National Centre for Epidemiology and Population Health, Research School of Population Health, Australian National University, Canberra, ACT, Australia.
Department of Epidemiology Johns Hopkins Bloomberg School of Public Health, Baltimore, MD, USA.
Department of Behavioral Sciences and Health Education Emory University Rollins School of Public Health, Atlanta, GA, USA.
Department of Health, Behavior and Society Johns Hopkins Bloomberg School of Public Health, Baltimore, MD, USA.



Social capital is a well-established predictor of several behavioral health outcomes. However, we know less about the relationship with prevention, transmission, and treatment of HIV/AIDS outcomes in the United States (US).


In 2017, we conducted a scoping review of empirical studies investigating the relationships between social capital and HIV/AIDS in the US by searching PubMed, Embase, PsycINFO, Web of Science, and Sociological Abstracts with no restriction on publication date, for articles in English language. Sample search terms included: HIV infections OR HIV OR AIDS OR acquired immunodeficiency syndrome OR human immunodeficiency virus AND social capital OR social control, informal OR social participation OR social cohesion OR generalized trust OR social trust OR collective efficacy OR community mob* OR civic participation.
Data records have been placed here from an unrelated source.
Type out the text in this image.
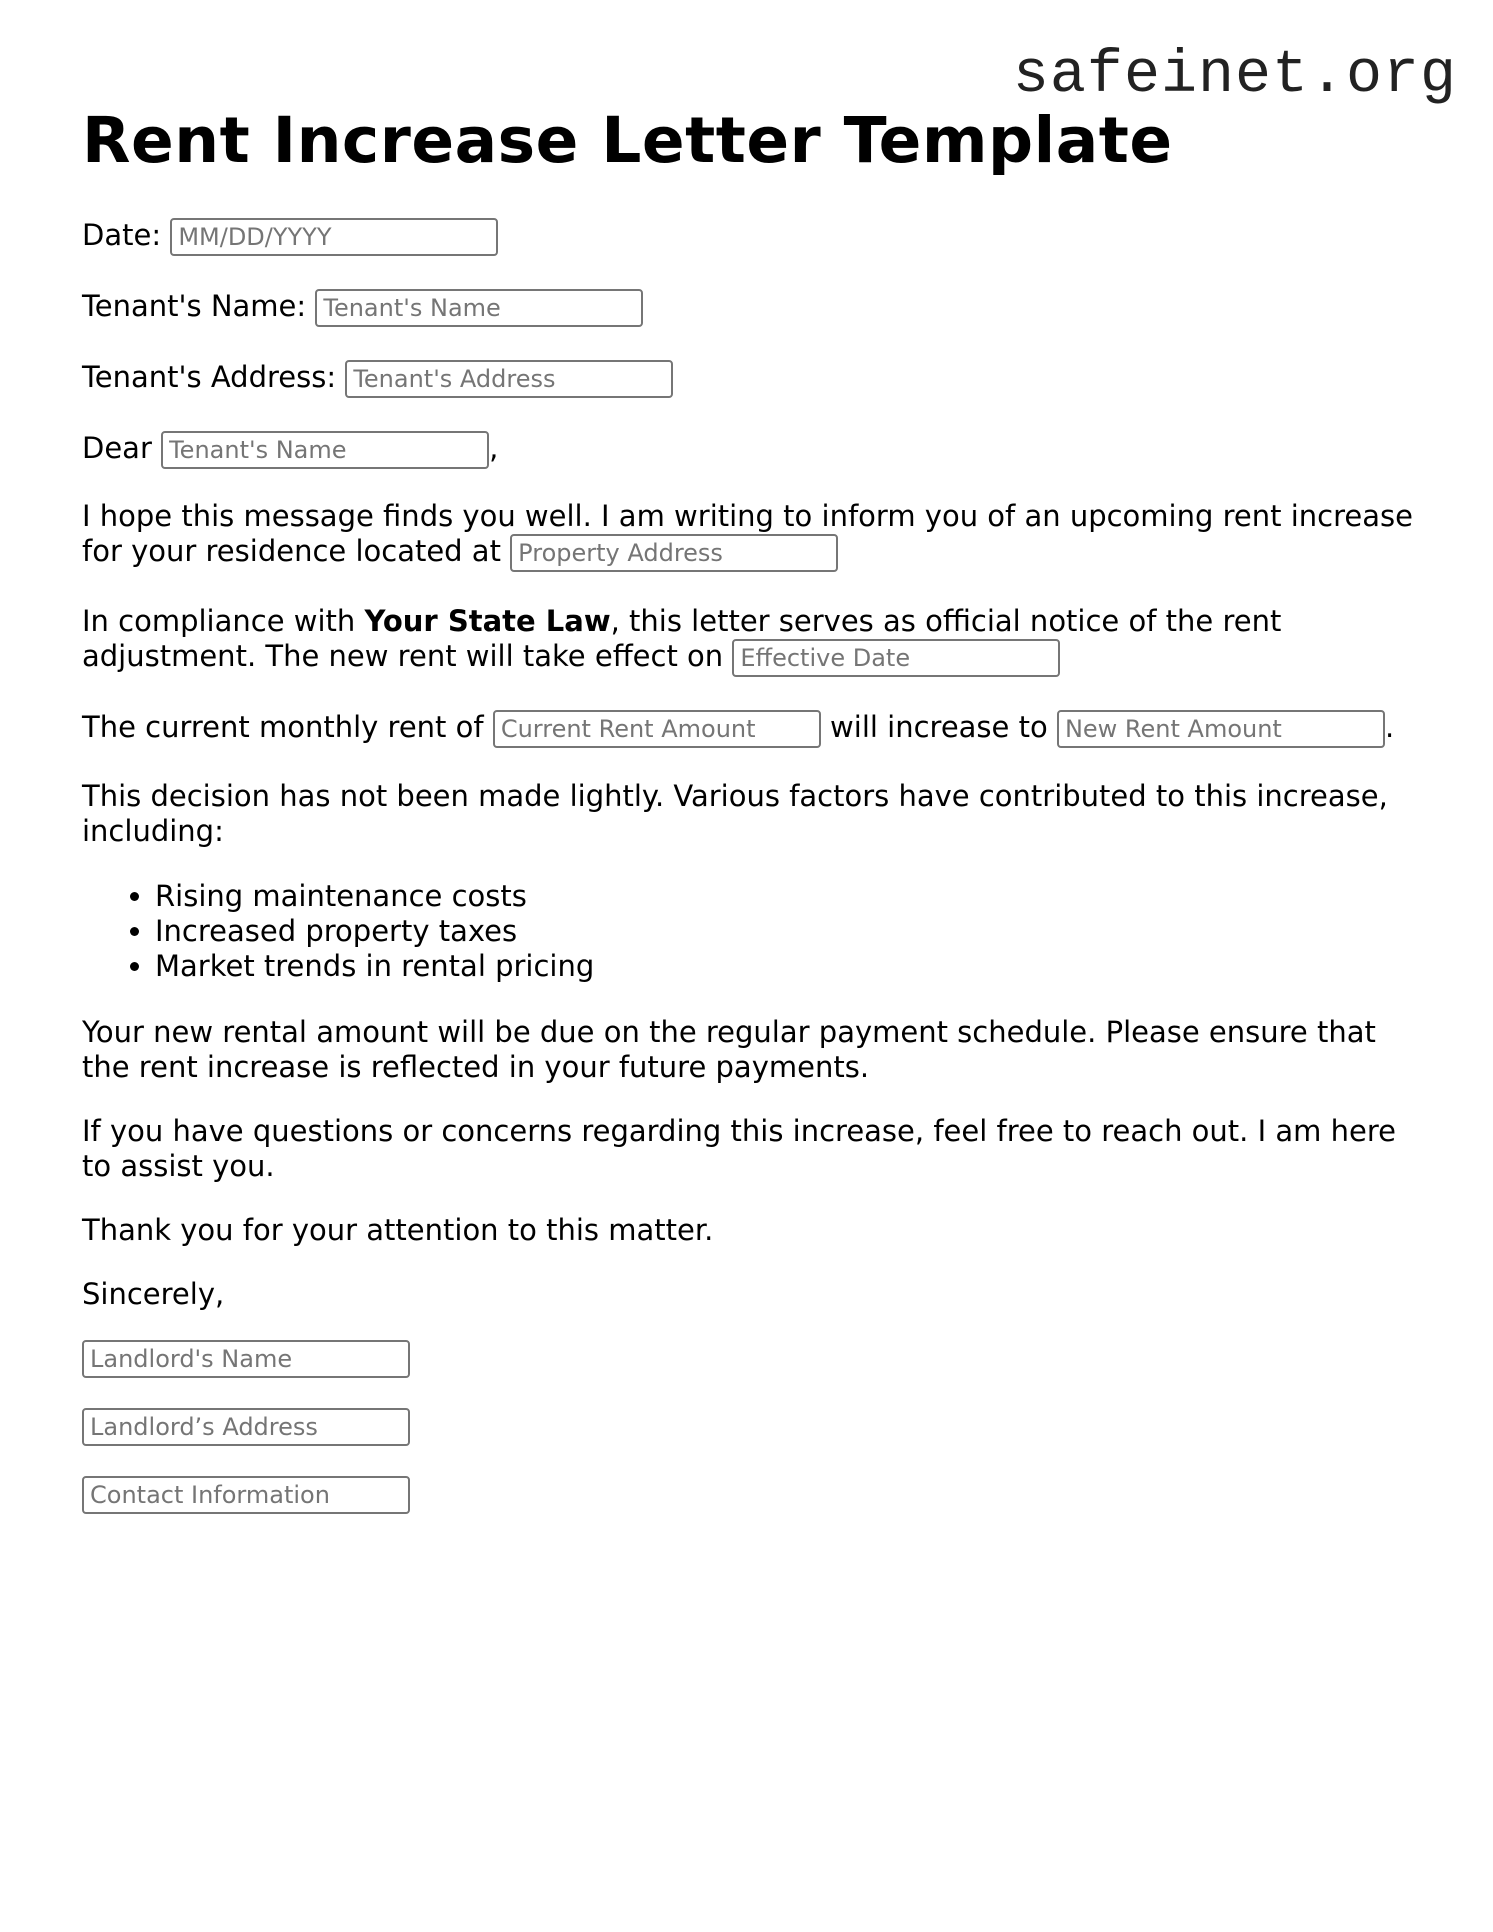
safeinet.org
Rent Increase Letter Template

Date: MM/DD/YYYY

Tenant's Name: Tenant's Name

Tenant's Address: Tenant's Address

Dear Tenant's Name	,

I hope this message finds you well. I am writing to inform you of an upcoming rent increase for your residence located at Property Address

In compliance with Your State Law, this letter serves as official notice of the rent adjustment. The new rent will take effect on Effective Date

The current monthly rent of Current Rent Amount	will increase to New Rent Amount	.

This decision has not been made lightly. Various factors have contributed to this increase, including:

• Rising maintenance costs
• Increased property taxes
• Market trends in rental pricing

Your new rental amount will be due on the regular payment schedule. Please ensure that the rent increase is reflected in your future payments.

If you have questions or concerns regarding this increase, feel free to reach out. I am here to assist you.

Thank you for your attention to this matter.

Sincerely,

Landlord's Name
Landlord’s Address
Contact Information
We identified 1581 unique manuscripts and reviewed 13 based on eligibility criteria. The earliest eligible study was published in 2003. More than half (n=7/13) focused on HIV or AIDS diagnosis, then prescribing ART and/or adherence (n=5/13), then linkage and or engagement in HIV care (n=4/13). Fifty eight percent (58%) documented a protective association between at least one social capital measure and an HIV/AIDS outcome. Seven studies used validated social capital scales, however there was substantial variation in conceptual/operational definitions and measures used. Most studies were based on samples from the Northeast. Three studies directly focused on or stratified analyses among subgroups or key populations. Studies were cross-sectional, so causal inference is unknown.


Our review suggests that social capital may be an important determinant of HIV/AIDS prevention, transmission, and treatment outcomes. We recommend future research assess these associations using qualitative and mixed-methods approaches, longitudinally, examine differences across subgroups and geographic region, include a wider range of social capital constructs, and examine indicators beyond HIV diagnosis, as well as how mechanisms like stigma link social capital to HIV/AIDS.